One end of a thin uniform inextensible, but perfectly flexible, string of length $l$ and uniform mass per unit length is held at a point on a smooth table a distance $d(< l)$ away from a small vertical hole in the surface of the table. The string passes through the hole so that a length $l-d$ of the string hangs vertically. The string is released from rest. Assuming that the height of the table is greater than $l$, find the time taken for the end of the string to reach the top of the hole.

Solution source

Consider some point once the string is moving, there will be $x$ above the table and $l - x$ hanging in the air.

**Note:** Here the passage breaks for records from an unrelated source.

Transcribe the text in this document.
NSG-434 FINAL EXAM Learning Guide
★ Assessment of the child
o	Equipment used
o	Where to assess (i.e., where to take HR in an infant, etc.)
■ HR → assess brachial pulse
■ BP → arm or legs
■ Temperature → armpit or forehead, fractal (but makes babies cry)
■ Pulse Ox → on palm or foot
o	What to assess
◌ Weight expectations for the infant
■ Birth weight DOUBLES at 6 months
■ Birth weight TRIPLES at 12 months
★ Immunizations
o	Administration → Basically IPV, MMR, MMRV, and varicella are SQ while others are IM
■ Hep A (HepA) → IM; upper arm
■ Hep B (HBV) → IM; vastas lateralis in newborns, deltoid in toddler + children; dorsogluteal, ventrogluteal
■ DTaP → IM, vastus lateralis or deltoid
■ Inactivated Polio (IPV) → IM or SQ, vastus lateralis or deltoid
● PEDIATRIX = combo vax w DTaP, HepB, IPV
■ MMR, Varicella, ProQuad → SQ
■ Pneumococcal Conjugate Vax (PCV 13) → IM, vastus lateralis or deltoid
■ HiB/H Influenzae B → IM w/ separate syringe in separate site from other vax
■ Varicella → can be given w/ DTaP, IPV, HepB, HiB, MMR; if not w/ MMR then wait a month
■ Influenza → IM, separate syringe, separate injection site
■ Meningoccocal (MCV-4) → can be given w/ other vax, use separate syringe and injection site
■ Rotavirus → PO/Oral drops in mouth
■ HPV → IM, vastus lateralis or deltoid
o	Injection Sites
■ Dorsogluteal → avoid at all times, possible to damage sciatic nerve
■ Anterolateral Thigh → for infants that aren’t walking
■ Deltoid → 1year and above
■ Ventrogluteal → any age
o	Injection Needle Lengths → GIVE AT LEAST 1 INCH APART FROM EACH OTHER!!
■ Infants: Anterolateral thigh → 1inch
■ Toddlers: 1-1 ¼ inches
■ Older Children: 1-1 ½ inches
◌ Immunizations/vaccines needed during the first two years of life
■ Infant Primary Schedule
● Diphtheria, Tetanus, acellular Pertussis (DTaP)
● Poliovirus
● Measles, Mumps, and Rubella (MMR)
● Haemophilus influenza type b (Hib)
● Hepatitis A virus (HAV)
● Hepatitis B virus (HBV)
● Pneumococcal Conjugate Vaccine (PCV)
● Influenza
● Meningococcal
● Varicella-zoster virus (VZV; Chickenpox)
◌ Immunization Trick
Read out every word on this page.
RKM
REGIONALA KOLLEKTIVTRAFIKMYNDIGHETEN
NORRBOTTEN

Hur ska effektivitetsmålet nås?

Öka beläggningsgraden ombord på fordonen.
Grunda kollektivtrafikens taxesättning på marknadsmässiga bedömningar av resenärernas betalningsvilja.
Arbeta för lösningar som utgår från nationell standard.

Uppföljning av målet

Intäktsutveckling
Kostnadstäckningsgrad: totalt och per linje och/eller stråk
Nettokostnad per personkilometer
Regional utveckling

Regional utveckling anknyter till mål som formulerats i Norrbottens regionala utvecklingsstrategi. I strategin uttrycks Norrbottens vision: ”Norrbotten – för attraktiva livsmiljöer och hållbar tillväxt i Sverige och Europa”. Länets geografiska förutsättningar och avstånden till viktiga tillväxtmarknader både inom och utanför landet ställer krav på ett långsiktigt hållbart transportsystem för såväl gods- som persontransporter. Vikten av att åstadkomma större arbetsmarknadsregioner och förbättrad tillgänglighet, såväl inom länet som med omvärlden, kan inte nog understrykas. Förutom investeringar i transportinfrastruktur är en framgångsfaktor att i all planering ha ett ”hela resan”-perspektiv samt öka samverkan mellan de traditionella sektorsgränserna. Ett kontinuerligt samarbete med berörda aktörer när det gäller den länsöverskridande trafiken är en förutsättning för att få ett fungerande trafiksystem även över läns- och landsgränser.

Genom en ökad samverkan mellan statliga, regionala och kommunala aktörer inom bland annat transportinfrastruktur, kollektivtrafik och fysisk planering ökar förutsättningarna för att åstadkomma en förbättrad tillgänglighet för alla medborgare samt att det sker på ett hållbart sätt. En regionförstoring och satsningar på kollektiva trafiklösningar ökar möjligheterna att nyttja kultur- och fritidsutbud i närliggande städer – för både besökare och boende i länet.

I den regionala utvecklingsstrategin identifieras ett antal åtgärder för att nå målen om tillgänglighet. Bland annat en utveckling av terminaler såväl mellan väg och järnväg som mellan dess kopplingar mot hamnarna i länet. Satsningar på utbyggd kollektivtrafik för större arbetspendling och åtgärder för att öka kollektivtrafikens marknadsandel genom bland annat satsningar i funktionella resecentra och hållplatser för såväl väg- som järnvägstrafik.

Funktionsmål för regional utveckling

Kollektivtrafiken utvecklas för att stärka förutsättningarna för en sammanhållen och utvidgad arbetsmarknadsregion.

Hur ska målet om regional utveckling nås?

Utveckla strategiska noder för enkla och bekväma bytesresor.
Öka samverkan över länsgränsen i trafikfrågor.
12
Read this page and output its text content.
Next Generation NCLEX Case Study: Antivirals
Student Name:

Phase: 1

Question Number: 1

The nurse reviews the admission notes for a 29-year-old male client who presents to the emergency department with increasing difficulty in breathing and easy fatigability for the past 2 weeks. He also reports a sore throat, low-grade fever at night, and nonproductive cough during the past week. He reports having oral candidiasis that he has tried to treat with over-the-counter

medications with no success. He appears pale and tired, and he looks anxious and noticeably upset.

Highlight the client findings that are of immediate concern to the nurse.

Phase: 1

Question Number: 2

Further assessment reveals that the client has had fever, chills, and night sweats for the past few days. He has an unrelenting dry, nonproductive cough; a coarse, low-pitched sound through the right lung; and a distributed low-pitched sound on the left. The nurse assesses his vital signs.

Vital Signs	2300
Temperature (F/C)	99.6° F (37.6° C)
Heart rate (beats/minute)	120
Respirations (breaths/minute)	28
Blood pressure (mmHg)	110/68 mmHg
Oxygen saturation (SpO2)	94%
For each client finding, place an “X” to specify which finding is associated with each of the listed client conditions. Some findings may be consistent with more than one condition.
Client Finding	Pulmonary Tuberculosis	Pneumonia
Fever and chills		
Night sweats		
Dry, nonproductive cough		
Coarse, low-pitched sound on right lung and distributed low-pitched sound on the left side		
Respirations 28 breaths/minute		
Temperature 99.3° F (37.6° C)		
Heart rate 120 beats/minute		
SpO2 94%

For the hanging string we must have $(l-x)mg - T = -(l-x)m\ddot{x}$. For the string on the table we must have that $T = -xm \ddot{x}$. Eliminating T, we have $(l-x)g = -l \ddot{x}$

Solving the differential equation, we must have $x = A \cosh \sqrt \frac{g}{l}t+B \sinh\sqrt \frac{g}{l}t+l$,

Since $x(0) = d, \dot{x}(0) = 0 \Rightarrow B = 0, A = (-d)$. Therefore $x = l-(l-d) \cosh \sqrt \frac{g}{l} t  \Rightarrow t =\sqrt \frac{l}{g} \cosh^{-1} \l \frac{l-x}{l-d} \r$ and we go over the edge when $x = 0$, ie $\sqrt \frac{l}{g} \cosh^{-1} \l \frac{l}{l-d} \r$